Opinião
Ao feminino que há em todos nós…
Mais do que falar de homem e mulher, acho cada vez mais relevante falar do conceito de feminino e masculino e compreendermos a dimensão epistemológica e o carácter holístico que o feminino tem desde o início das civilizações.
Se olharmos para as mais antigas civilizações, a noção de Deus era feminina e em muitas tradições mais shamanicas a ligação ao divino estava muitas vezes relacionada com a fecundidade da terra e da natureza.
Olhando para a religião Hindu, é interessante ver que Shiva, um dos seus mais importantes deuses e pai do yoga, tem um corpo masculino mas uma face feminina, conotada com a dimensão mais divina, de oração e de desprendimento.
Não querendo ser mal interpretado, e tendo consciência de que as mulheres ainda vivem grandes desigualdades relativamente aos homens, quero acreditar que estamos num momento de relativa mudança e melhoria, e que vivemos, acima de tudo, numa era de transformação de consciência que privilegia cada vez mais a lógica colaborativa e a noção de interconectividade, versus uma herança competitiva e destrutiva, mais ligada à energia masculina.
Num mundo empresarial que valoriza cada vez mais uma cultura organizacional humana, criativa e colaborativa, e estruturas cada vez mais descentralizadas, menos hierárquicas e mais remotas, com mais foco nos resultados e no impacto criado do que no formalismo e aparência, acredito que a dimensão feminina da sociedade, das organizações e das pessoas é cada vez mais valorizada e mais crítica.
Em particular, no que toca à inovação, criatividade e sustentabilidade, é cada vez mais importante a capacidade de lidar com emoções e tomar decisões de forma colaborativa. Também para a gestão de pessoas, tanto sócio(a)s, colaboradore(a)s, de clientes e fornecedores, a empatia e a capacidade de encontrar consensos e pontos de vista comuns, características mais relacionadas com o feminino, apresentam maior potencial e eficácia.
É crítico criar e educar uma sociedade que não tenha medo de lidar e gerir as suas emoções, que promova a auto-consciência e que valorize o desenvolvimento de recursos psíquicos e emocionais relevantes, para que seja possível a construção duma dinâmica de respeito pelo outro.
Numa sociedade mais auto-consciente, a pluralidade é abraçada como algo de valor, e a estigmatização e desvalorização do outro é algo que é desencorajado, desenquadrado e sem sentido.

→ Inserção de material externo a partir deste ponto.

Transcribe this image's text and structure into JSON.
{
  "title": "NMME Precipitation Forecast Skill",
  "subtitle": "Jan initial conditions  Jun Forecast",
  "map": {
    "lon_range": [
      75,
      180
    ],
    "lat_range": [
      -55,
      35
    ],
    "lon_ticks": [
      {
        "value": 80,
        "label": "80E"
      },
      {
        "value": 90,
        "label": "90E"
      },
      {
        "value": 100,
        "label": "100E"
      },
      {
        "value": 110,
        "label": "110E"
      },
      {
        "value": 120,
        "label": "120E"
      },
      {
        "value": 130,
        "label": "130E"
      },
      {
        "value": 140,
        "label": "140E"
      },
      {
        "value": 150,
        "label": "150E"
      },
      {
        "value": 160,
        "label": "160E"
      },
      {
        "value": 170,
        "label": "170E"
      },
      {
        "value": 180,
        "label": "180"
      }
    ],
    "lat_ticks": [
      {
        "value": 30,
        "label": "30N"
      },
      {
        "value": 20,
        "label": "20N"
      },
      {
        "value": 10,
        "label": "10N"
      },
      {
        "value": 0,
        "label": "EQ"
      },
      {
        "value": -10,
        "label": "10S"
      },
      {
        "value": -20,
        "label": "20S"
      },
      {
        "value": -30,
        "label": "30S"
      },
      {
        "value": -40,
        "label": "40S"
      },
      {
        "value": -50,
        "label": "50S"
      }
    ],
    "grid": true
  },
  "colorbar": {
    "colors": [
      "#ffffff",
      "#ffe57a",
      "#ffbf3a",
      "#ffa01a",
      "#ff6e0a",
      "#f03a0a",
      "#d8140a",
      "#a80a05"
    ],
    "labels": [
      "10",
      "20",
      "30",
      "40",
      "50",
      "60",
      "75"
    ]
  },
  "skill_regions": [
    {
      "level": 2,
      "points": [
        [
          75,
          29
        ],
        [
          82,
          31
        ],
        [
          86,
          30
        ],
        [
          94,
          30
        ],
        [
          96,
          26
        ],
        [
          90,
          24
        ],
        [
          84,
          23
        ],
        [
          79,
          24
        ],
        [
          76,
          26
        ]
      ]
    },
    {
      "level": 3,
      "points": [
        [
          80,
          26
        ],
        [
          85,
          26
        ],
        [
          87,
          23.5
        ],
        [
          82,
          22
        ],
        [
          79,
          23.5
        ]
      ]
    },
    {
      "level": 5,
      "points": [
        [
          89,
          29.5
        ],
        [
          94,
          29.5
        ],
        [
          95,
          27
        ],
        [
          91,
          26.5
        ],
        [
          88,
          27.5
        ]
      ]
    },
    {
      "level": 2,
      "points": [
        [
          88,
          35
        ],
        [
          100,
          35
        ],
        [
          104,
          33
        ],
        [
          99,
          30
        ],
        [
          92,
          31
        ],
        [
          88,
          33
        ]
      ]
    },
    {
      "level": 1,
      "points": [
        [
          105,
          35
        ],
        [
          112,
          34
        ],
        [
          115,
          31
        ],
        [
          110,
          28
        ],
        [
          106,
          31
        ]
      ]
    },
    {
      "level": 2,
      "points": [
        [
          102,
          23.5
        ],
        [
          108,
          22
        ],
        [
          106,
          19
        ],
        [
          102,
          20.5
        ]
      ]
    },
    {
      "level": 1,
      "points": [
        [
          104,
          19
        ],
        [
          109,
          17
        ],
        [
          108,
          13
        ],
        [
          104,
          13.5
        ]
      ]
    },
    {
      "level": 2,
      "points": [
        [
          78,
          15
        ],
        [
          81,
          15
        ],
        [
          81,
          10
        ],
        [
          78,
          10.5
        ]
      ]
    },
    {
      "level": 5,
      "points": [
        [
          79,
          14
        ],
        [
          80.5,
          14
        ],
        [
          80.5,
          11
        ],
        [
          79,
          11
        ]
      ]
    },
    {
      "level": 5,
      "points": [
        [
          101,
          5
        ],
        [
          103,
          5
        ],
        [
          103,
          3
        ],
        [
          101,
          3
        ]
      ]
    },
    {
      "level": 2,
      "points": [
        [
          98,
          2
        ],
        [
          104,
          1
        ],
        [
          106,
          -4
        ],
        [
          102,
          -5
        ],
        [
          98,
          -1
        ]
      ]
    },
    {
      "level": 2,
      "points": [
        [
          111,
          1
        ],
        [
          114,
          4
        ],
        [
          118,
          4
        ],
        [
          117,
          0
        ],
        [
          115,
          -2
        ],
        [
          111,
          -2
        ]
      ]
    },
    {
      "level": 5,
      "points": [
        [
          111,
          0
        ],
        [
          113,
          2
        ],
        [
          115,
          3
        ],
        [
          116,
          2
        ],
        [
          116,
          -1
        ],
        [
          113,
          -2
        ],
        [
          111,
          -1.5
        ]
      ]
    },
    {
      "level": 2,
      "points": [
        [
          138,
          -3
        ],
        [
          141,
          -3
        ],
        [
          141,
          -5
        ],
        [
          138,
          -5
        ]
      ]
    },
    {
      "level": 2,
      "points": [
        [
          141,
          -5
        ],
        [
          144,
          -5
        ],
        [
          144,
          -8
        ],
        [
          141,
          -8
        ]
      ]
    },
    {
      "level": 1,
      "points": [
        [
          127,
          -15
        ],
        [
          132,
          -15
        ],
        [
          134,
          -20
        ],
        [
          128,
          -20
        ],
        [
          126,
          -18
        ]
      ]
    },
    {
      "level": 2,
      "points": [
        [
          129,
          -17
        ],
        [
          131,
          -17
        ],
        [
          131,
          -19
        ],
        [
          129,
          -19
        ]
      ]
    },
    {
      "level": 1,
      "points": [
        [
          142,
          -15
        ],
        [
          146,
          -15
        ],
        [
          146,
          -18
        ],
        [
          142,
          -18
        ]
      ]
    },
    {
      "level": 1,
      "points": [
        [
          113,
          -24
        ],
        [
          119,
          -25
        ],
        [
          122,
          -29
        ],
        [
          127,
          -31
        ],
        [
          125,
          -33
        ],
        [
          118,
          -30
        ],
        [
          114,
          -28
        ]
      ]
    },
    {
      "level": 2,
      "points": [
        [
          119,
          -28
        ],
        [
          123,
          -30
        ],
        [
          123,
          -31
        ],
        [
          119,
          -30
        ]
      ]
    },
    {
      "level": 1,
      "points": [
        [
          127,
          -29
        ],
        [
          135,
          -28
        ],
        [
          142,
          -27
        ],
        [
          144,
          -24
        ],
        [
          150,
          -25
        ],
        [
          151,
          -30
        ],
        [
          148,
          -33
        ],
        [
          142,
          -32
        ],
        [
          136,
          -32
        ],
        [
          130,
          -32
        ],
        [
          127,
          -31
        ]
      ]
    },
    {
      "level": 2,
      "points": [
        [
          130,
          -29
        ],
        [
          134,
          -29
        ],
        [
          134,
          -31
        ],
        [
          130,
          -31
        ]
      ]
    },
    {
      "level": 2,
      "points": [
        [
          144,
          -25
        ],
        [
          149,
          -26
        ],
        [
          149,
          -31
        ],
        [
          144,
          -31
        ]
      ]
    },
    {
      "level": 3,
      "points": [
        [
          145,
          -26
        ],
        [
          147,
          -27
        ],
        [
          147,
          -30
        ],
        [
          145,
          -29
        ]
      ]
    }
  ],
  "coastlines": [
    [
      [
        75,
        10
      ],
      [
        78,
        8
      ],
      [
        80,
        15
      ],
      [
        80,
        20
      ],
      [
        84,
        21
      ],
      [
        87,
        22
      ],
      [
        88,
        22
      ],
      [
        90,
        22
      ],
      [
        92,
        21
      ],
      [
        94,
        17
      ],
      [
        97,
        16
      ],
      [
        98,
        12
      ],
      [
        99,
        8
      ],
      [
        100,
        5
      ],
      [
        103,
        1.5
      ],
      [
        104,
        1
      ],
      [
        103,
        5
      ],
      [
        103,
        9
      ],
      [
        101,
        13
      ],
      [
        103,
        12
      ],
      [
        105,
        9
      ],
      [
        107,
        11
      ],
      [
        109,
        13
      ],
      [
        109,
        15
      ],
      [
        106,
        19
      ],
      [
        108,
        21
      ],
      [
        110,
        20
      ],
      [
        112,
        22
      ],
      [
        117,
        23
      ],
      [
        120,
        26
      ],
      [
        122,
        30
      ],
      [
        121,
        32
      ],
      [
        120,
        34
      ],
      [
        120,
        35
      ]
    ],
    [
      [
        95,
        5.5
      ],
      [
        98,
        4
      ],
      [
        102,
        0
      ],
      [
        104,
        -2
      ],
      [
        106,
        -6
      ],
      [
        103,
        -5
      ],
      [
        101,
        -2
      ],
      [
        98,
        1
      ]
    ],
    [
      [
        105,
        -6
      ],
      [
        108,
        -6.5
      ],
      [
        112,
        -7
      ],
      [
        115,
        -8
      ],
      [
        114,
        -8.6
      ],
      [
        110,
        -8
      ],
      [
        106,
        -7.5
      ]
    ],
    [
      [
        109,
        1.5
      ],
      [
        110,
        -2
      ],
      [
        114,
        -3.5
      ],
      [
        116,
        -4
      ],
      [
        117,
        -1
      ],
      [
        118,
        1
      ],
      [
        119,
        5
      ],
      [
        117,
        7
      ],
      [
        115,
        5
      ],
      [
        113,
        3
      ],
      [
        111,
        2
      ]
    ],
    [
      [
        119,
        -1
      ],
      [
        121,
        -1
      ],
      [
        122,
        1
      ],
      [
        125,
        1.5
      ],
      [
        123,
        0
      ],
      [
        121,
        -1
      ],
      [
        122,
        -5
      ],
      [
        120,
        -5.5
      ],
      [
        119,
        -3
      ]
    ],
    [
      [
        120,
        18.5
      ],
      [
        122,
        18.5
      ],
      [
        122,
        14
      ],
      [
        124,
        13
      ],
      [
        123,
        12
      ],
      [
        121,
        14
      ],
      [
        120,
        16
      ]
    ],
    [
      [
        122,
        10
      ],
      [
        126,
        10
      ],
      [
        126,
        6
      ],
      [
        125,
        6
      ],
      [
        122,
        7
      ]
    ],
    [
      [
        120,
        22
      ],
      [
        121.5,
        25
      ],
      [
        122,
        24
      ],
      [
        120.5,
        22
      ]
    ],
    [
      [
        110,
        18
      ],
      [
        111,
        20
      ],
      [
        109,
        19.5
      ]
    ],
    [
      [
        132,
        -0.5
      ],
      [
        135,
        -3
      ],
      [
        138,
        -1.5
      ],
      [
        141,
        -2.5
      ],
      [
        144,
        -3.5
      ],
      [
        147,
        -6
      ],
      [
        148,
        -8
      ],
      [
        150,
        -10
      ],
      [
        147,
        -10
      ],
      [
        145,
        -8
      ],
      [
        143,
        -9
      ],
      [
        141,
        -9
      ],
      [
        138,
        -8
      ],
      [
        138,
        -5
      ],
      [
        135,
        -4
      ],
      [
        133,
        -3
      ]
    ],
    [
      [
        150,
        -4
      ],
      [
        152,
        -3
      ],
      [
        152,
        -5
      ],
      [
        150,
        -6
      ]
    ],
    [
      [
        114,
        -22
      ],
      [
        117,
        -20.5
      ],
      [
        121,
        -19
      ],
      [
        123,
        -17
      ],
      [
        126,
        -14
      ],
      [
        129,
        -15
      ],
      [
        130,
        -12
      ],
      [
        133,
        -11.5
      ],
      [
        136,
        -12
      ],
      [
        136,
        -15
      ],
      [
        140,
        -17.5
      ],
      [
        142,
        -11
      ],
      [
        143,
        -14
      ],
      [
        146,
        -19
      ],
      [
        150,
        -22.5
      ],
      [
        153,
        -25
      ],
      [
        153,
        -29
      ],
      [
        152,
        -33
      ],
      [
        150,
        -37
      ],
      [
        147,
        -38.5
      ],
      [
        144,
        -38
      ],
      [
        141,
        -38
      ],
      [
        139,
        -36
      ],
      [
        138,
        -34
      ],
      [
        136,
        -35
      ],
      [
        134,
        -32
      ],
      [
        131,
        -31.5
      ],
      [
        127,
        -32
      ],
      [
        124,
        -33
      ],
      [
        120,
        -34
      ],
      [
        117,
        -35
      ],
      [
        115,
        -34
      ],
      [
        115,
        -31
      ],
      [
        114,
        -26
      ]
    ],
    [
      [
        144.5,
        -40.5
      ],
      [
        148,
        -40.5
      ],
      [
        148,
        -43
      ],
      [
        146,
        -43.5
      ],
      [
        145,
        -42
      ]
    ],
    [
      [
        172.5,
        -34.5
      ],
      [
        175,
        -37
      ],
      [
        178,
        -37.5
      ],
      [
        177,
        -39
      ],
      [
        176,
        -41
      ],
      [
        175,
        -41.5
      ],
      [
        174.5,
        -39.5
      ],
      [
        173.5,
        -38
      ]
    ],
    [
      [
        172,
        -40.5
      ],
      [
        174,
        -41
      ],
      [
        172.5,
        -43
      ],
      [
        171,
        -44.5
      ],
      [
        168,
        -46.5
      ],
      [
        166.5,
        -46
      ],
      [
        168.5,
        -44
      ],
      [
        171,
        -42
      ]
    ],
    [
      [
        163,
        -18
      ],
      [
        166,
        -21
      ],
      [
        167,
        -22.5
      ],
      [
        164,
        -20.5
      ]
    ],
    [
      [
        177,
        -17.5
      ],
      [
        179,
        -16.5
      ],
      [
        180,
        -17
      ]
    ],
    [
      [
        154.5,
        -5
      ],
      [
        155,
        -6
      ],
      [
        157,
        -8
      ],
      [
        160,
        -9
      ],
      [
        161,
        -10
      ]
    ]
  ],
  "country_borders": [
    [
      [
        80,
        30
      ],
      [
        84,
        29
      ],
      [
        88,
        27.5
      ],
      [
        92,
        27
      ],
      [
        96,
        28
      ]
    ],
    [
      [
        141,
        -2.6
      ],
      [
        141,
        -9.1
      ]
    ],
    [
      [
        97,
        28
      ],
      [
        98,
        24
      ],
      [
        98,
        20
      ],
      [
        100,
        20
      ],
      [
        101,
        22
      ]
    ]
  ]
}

Numa sociedade assim, não faz sentido falar de feminismo nem do direito das mulheres, nem de minorias, mas sim do ser humano, e do seu valor intrínseco.
Sou empreendedor e gestor de empresas, sempre procurei desenvolver um estilo de liderança imparcial e colaborativo, e apesar de ter tido poucas sócias, tenho na minha equipa de liderança cerca de 40% de mulheres, e mais de 50% dos colaboradores são mulheres, e nunca fiz a mínima diferenciação entre género.
Apesar disso, a verdade é que existe desigualdade entre os géneros e isso é algo inaceitável, apesar de homem e mulher não serem iguais, pelo que é determinante reforçar os incentivos à maternidade e paternidade, reforçar o apoio à educação e em particular à primeira infância, promover cada vez mais uma cultura e modelos de trabalho que valorizem a flexibilidade e os resultados, e mudar radicalmente a narrativa patriarcal vigente.
Tenho a felicidade de conhecer muitas mulheres líderes incríveis e de ser próximo de várias organizações de apoio ao empoderamento das mulheres, de que são exemplo a Woman in Tech, as Chicas Poderosas, a WomanWinWin ou as Geek Girls, e não posso deixar de ter uma admiração especial pelo papel que desempenham, no entanto mais do que celebrar o valor da mulher, gostava de reforçar o valor do feminino que há em todos nós, pois acredito ser esse o verdadeiro catalisador de uma transformação em prol de uma sociedade mais plural e com maior equidade.